The stipulation announced at trial adds nothing to the evidence concerning what information was available to the police prior to the stop. The stipulation was only that Officer Beveridge “received information that the defendant and the co-defendant who were driving in this defendant’s car were leaving a location for which they had a search warrant for drugs.” This merely identified the persons who were then known at trial to be William Fritzius and Henry Fallaw.
The reason the court gave for denying the motion to suppress was that the police believed one of the persons in the car was Fallaw, “an occupant of the residence they had a warrant to search.” Even if that reason is supported by the evidence, it does not follow that the interception was therefore valid. The State did not explain what was to occur if the officer learned that one of the men was Henry Fallaw. “ ‘[Reasonable suspicion of criminal activity warrants a temporary seizure for the purpose of questioning limited to the purpose of the stop.’ . . . [Cits.]” Jones v. State, 187 Ga. App. 421, 423 (370 SE2d 784) (1988). The State has not advanced any line of questioning that would advance a State interest which would validate the distant stop. The officer did not stop the car to find out if Fallaw was inside so the officer could inform him of the search in order to allow him to return and facilitate it if he chose to; not only was such an interest not articulated on the record or acted on at the scene, but the searching officers entered the trailer before Fallaw was stopped.

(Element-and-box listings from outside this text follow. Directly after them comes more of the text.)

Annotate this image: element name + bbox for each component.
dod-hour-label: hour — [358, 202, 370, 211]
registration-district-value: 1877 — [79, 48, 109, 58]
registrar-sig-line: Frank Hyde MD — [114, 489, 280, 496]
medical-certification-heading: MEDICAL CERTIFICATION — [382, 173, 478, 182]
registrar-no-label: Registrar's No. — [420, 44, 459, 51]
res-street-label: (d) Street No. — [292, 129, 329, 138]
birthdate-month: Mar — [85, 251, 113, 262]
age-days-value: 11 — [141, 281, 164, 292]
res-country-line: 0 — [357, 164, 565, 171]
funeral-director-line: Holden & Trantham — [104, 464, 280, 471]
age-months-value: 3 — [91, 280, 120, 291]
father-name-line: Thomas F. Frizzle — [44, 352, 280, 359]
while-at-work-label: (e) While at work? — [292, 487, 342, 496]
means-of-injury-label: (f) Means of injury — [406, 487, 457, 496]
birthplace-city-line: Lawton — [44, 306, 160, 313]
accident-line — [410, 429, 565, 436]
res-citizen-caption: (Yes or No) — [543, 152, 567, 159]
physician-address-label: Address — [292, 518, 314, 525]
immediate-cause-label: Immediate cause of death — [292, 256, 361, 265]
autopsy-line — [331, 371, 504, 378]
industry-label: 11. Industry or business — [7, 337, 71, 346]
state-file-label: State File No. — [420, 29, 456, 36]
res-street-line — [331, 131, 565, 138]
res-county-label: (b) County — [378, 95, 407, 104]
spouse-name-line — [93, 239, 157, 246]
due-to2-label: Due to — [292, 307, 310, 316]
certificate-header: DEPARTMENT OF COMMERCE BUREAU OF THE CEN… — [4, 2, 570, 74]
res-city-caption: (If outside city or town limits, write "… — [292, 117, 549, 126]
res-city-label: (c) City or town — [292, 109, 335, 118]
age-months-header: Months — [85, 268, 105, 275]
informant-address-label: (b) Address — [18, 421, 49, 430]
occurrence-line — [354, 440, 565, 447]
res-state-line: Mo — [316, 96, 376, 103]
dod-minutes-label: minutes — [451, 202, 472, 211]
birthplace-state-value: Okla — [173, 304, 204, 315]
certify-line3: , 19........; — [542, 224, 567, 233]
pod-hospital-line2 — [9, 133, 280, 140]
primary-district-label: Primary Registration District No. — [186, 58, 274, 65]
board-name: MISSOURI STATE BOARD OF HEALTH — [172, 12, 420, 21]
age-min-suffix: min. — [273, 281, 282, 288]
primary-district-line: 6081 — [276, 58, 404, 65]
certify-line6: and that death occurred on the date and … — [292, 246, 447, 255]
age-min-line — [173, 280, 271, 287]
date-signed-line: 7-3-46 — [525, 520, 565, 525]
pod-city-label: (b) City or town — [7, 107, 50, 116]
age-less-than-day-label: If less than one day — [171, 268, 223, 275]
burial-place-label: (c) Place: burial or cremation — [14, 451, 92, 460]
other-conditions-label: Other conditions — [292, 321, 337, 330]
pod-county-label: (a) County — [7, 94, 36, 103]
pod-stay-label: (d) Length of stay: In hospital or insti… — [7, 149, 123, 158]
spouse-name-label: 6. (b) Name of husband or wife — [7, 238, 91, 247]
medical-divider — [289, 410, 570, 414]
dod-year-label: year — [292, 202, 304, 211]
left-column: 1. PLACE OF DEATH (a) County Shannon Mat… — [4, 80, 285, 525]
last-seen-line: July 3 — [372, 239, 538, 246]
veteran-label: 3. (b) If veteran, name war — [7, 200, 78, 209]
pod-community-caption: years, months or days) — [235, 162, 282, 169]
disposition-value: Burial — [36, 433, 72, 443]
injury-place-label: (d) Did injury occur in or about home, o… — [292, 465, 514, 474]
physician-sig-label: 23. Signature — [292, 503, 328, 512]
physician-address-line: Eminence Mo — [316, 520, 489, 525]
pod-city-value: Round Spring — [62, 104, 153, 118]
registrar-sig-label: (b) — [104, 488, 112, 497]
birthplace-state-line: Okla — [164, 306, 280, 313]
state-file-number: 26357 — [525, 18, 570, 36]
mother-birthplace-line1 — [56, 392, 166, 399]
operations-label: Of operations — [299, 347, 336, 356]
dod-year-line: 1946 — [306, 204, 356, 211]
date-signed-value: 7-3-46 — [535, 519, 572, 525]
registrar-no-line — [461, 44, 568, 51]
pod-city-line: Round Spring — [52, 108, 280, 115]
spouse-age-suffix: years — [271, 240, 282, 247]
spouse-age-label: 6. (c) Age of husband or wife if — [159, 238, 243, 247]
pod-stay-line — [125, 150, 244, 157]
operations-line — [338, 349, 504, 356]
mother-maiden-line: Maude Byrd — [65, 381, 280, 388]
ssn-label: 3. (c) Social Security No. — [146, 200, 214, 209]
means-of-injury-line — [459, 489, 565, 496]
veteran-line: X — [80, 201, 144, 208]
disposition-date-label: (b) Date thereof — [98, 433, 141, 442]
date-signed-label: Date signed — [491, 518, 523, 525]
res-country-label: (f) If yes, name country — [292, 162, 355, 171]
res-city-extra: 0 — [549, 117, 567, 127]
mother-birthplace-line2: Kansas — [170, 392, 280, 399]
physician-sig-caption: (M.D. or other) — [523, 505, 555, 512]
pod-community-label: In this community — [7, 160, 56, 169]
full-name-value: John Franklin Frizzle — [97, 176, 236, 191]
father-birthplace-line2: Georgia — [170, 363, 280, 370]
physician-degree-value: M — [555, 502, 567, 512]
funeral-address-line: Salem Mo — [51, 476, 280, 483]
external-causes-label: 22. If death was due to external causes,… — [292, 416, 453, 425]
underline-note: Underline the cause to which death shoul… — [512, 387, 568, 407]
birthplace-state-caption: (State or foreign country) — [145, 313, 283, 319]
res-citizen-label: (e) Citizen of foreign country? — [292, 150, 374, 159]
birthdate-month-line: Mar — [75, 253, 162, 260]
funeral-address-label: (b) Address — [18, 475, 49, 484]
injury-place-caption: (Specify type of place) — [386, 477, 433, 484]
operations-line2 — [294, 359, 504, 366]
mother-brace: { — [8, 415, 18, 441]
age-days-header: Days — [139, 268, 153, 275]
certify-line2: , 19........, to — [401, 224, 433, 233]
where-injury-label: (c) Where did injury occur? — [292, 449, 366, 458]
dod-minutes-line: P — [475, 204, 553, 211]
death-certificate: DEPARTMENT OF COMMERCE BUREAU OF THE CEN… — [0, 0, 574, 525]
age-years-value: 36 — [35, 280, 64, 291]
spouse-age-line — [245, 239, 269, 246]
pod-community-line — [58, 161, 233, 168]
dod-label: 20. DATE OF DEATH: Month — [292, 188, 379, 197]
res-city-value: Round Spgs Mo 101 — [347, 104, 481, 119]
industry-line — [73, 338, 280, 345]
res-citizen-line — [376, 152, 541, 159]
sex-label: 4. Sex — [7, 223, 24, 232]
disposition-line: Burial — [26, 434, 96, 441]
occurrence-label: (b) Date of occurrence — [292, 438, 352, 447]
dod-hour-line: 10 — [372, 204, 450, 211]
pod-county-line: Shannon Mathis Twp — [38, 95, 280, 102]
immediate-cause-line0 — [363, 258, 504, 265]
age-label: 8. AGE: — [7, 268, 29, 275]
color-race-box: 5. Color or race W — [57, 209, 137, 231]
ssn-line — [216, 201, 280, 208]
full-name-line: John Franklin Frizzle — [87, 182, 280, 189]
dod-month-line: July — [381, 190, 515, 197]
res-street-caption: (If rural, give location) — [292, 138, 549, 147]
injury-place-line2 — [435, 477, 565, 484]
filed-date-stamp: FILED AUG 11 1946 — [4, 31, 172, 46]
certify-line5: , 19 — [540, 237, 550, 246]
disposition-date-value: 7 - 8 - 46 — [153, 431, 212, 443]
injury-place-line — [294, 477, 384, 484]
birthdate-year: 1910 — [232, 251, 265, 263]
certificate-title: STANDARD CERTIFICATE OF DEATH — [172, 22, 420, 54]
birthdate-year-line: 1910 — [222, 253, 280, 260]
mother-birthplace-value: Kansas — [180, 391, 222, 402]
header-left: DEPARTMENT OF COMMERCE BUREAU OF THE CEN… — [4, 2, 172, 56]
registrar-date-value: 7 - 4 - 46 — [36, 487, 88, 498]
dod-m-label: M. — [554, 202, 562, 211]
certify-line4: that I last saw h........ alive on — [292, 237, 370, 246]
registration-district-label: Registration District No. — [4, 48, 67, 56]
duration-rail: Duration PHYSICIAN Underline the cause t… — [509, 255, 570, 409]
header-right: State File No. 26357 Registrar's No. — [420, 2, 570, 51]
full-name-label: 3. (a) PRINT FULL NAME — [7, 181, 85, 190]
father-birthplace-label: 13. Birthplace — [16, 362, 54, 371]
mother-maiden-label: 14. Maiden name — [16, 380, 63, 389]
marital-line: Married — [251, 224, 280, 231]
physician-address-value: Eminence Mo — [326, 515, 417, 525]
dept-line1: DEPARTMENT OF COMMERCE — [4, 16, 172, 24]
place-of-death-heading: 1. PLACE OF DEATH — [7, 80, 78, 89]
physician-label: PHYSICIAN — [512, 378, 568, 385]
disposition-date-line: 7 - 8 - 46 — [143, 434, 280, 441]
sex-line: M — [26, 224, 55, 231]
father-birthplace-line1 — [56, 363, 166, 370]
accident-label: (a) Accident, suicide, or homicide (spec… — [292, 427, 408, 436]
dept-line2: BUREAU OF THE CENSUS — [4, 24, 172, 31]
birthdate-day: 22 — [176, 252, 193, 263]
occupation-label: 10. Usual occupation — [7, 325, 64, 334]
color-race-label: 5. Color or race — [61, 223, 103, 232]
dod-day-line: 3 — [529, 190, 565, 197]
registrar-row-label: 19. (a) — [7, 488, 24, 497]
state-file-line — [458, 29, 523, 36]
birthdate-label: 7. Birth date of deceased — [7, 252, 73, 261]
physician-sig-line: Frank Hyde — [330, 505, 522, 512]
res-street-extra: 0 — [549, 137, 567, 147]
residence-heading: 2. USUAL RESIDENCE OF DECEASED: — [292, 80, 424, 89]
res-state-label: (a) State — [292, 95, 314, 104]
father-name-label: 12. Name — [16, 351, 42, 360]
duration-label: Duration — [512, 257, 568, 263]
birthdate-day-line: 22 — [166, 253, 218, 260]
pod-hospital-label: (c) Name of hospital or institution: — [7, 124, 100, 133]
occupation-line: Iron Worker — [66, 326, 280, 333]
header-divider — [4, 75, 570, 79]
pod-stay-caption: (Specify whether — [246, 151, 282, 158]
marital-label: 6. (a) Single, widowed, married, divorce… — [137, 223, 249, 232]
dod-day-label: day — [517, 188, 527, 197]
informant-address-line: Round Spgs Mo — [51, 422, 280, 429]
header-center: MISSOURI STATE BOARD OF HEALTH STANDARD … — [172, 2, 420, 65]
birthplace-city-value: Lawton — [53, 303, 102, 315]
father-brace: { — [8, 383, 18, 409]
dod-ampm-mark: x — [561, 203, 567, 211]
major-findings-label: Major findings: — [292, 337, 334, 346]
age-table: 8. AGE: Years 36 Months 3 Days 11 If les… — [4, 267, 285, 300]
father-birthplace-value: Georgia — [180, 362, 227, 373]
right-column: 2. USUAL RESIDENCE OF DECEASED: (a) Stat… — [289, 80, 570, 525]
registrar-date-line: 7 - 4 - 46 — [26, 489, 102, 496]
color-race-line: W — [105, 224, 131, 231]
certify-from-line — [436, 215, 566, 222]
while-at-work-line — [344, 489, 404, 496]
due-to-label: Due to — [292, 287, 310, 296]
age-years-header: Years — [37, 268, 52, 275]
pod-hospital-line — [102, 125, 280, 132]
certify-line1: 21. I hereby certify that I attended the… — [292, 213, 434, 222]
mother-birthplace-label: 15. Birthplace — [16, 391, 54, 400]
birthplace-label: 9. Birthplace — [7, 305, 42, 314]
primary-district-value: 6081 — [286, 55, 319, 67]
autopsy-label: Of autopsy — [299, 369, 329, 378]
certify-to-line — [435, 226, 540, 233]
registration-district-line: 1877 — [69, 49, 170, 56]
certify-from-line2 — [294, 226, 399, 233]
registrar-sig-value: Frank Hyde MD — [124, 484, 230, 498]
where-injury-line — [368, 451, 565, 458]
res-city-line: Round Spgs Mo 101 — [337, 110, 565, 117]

If the police halted the car to identify Fallaw with the intention of detaining him until they had completed their search, again, a purpose the State did not articulate, that would not be a valid purpose but would amount to an arrest without probable cause. There was no warrant for his arrest. A propér analysis of the stop and detention in this case in accordance with the rationale of Michigan v. Summers, supra, compels the conclusion that the trial court erred.
I am authorized to state that Judge Ruffin joins in this dissent.

 Neither Hayes nor Deshon was analyzed in accordance with Summers.